The surge in tightening was most pronounced in April, when the central bank drained a record GH¢33.3billion from the financial system following it’s 123rd Monetary Policy Committee meeting in March 2025.

It also signals a firm commitment to anchor inflation expectations and maintain macroeconomic stability under Ghana’s IMF-supported reform programme.

The BoG notes that tight liquidity management, reinforced by complementary policy tools is crucial to keeping disinflation on track.

The total mop-up in just four months of 2025 represents nearly 60 percent of the entire 2024 total of GH¢134billion, underscoring BoG’s intensified effort to control money supply and stabilise the macroeconomic environment.

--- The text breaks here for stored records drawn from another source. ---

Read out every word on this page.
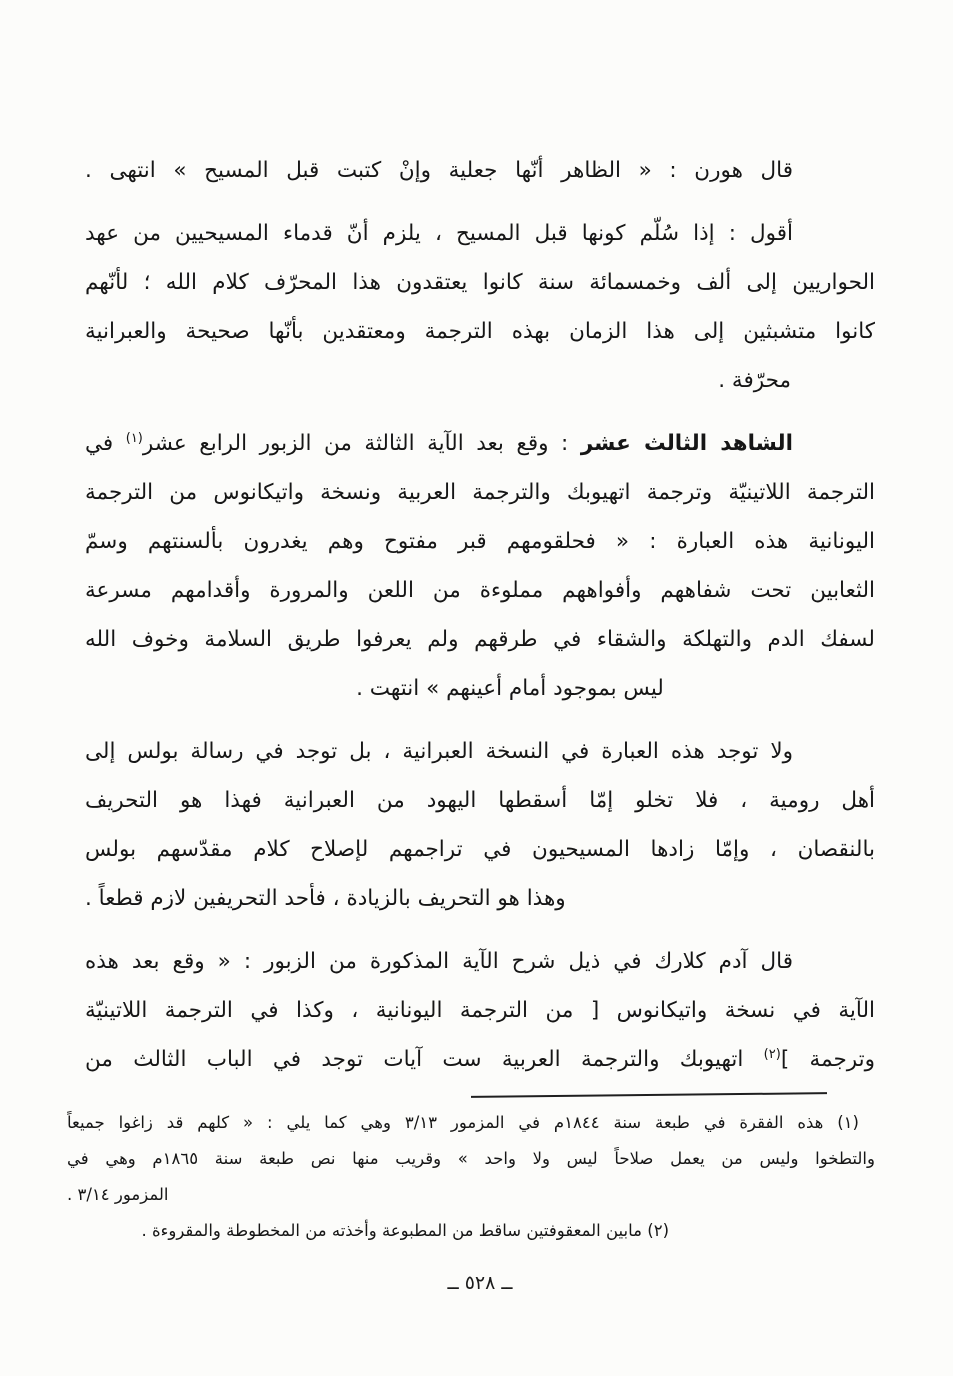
قال هورن : « الظاهر أنّها جعلية وإنْ كتبت قبل المسيح » انتهى .
أقول : إذا سُلّم كونها قبل المسيح ، يلزم أنّ قدماء المسيحيين من عهد
الحواريين إلى ألف وخمسمائة سنة كانوا يعتقدون هذا المحرّف كلام الله ؛ لأنّهم
كانوا متشبثين إلى هذا الزمان بهذه الترجمة ومعتقدين بأنّها صحيحة والعبرانية
محرّفة .
الشاهد الثالث عشر : وقع بعد الآية الثالثة من الزبور الرابع عشر$^{(١)}$ في
الترجمة اللاتينيّة وترجمة اتهيوبك والترجمة العربية ونسخة واتيكانوس من الترجمة
اليونانية هذه العبارة : « فحلقومهم قبر مفتوح وهم يغدرون بألسنتهم وسمّ
الثعابين تحت شفاههم وأفواههم مملوءة من اللعن والمرورة وأقدامهم مسرعة
لسفك الدم والتهلكة والشقاء في طرقهم ولم يعرفوا طريق السلامة وخوف الله
ليس بموجود أمام أعينهم » انتهت .
ولا توجد هذه العبارة في النسخة العبرانية ، بل توجد في رسالة بولس إلى
أهل رومية ، فلا تخلو إمّا أسقطها اليهود من العبرانية فهذا هو التحريف
بالنقصان ، وإمّا زادها المسيحيون في تراجمهم لإصلاح كلام مقدّسهم بولس
وهذا هو التحريف بالزيادة ، فأحد التحريفين لازم قطعاً .
قال آدم كلارك في ذيل شرح الآية المذكورة من الزبور : « وقع بعد هذه
الآية في نسخة واتيكانوس [ من الترجمة اليونانية ، وكذا في الترجمة اللاتينيّة
وترجمة ]$^{(٢)}$ اتهيوبك والترجمة العربية ست آيات توجد في الباب الثالث من
(١) هذه الفقرة في طبعة سنة ١٨٤٤م في المزمور ٣/١٣ وهي كما يلي : « كلهم قد زاغوا جميعاً
والتطخوا وليس من يعمل صلاحاً ليس ولا واحد » وقريب منها نص طبعة سنة ١٨٦٥م وهي في
المزمور ٣/١٤ .
(٢) مابين المعقوفتين ساقط من المطبوعة وأخذته من المخطوطة والمقروءة .
ــ ٥٢٨ ــ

OMO instruments, once a routine tool of liquidity fine-tuning, have taken centre-stage in BoG’s tightening toolkit. The central bank recently introduced a 273-day sterilisation bill and launched a review of the cash reserve ratio framework to further strengthen monetary policy transmission.

The central bank’s aggressive mop-up appears to be bearing early fruit. Headline inflation eased to 21.2 percent in April from 22.4 percent in March – well below the 41.2 percent rate recorded a year earlier.

Investor appetite remains robust. Strong demand at auctions has been driven by improved macroeconomic sentiment and relatively stable exchange rate conditions.